﻿The mass collection of telephone records by government surveillance programmes poses a clear threat to the personal privacy of ordinary citizens, according to US researchers who used basic phone logs to identify people and uncover confidential information about their lives. 
Armed with anonymous “metadata” on people’s calls and texts, but not the content of the communications, two scientists at Stanford University worked out individuals’ names, where they lived and the names of their partners. But that was not all. 
The same data led them to uncover potentially sensitive information about some individuals. One man was found to own a rifle, while another had recently been diagnosed with an irregular heartbeat. Other data pointed to a new pregnancy and a person with multiple sclerosis. 
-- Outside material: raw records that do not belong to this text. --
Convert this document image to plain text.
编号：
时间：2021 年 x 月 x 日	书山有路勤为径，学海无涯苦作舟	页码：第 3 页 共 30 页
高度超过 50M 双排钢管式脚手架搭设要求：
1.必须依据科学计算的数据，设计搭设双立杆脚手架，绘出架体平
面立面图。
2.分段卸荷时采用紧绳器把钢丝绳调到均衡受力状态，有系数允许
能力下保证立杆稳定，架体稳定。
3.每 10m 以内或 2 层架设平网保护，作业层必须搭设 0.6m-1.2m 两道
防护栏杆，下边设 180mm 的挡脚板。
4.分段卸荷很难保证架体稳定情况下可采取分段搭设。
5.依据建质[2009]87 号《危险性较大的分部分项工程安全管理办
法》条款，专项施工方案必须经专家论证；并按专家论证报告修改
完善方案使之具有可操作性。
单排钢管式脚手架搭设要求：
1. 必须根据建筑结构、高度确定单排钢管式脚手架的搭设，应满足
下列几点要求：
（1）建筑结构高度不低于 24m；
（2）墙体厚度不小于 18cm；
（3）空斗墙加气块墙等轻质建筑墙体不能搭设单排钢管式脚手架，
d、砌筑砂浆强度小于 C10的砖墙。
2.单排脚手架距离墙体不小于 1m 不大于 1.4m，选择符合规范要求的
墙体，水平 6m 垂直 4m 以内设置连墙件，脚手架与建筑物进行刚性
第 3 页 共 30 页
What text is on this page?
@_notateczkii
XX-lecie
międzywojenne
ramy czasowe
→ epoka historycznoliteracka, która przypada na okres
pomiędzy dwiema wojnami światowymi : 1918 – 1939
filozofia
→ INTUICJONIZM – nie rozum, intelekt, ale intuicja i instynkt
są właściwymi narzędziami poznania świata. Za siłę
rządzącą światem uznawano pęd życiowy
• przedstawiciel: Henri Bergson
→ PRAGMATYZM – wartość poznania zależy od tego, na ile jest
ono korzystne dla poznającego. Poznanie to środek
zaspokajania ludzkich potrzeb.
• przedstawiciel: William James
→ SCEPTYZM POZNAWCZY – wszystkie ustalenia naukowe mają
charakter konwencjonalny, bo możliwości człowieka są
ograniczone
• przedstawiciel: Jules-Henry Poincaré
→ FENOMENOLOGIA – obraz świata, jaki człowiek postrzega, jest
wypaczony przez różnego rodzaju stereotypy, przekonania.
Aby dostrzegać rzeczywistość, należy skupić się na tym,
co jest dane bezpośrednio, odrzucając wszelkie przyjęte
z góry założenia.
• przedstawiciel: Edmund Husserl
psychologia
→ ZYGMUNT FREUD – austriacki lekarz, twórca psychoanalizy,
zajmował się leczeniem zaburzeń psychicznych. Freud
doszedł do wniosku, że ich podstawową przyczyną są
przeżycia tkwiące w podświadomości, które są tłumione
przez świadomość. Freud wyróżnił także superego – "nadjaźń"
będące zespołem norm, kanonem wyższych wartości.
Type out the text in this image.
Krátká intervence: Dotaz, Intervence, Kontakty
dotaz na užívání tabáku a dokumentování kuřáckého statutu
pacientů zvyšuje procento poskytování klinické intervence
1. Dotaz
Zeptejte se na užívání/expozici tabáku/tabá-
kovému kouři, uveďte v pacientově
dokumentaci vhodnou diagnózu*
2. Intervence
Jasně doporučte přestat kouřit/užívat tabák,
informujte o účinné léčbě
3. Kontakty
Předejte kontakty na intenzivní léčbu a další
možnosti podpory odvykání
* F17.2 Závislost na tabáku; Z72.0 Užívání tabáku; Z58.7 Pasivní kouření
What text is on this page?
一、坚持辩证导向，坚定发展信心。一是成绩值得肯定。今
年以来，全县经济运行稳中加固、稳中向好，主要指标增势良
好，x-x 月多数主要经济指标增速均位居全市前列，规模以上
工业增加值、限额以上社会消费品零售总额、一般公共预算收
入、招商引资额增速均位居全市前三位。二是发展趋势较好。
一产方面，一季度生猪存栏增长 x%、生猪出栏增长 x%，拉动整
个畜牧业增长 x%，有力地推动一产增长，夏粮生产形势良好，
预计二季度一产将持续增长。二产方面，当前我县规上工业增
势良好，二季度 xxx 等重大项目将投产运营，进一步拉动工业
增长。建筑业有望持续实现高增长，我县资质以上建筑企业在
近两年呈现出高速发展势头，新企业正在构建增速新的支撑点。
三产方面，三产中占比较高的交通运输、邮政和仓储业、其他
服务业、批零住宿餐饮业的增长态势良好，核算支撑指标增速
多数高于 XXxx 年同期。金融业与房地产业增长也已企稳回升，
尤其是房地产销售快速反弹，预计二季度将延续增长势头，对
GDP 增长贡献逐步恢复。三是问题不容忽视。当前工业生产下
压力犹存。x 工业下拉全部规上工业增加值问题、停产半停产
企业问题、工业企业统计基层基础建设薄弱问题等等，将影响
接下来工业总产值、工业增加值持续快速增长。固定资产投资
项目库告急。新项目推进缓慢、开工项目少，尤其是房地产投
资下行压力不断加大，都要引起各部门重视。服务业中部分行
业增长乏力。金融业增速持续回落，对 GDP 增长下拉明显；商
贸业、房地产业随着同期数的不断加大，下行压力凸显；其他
The results highlight the extraordinary power of telephone metadata – the number called, when and for how long – particularly when it is paired with public information available from services such as Google, Yelp and Facebook. The value of the data, which is not subject to the same legal protections as the content of people’s communications, has long been recognized by the security services. As Stewart Baker, the former general counsel at the US National Security Agency (NSA), put it in the aftermath of Edward Snowden’s revelations: “Metadata absolutely tells you everything about somebody’s life.” 
Patrick Mutchler, a computer security researcher at Stanford, said that while the power of metadata was understood by those gathering the information, the public was largely in the dark because so few published studies have revealed how rich the data is. “That makes it difficult for people with strong opinions about these programmes to fight them. Now, we have hard evidence we can point to that didn’t exist in the past,” he said.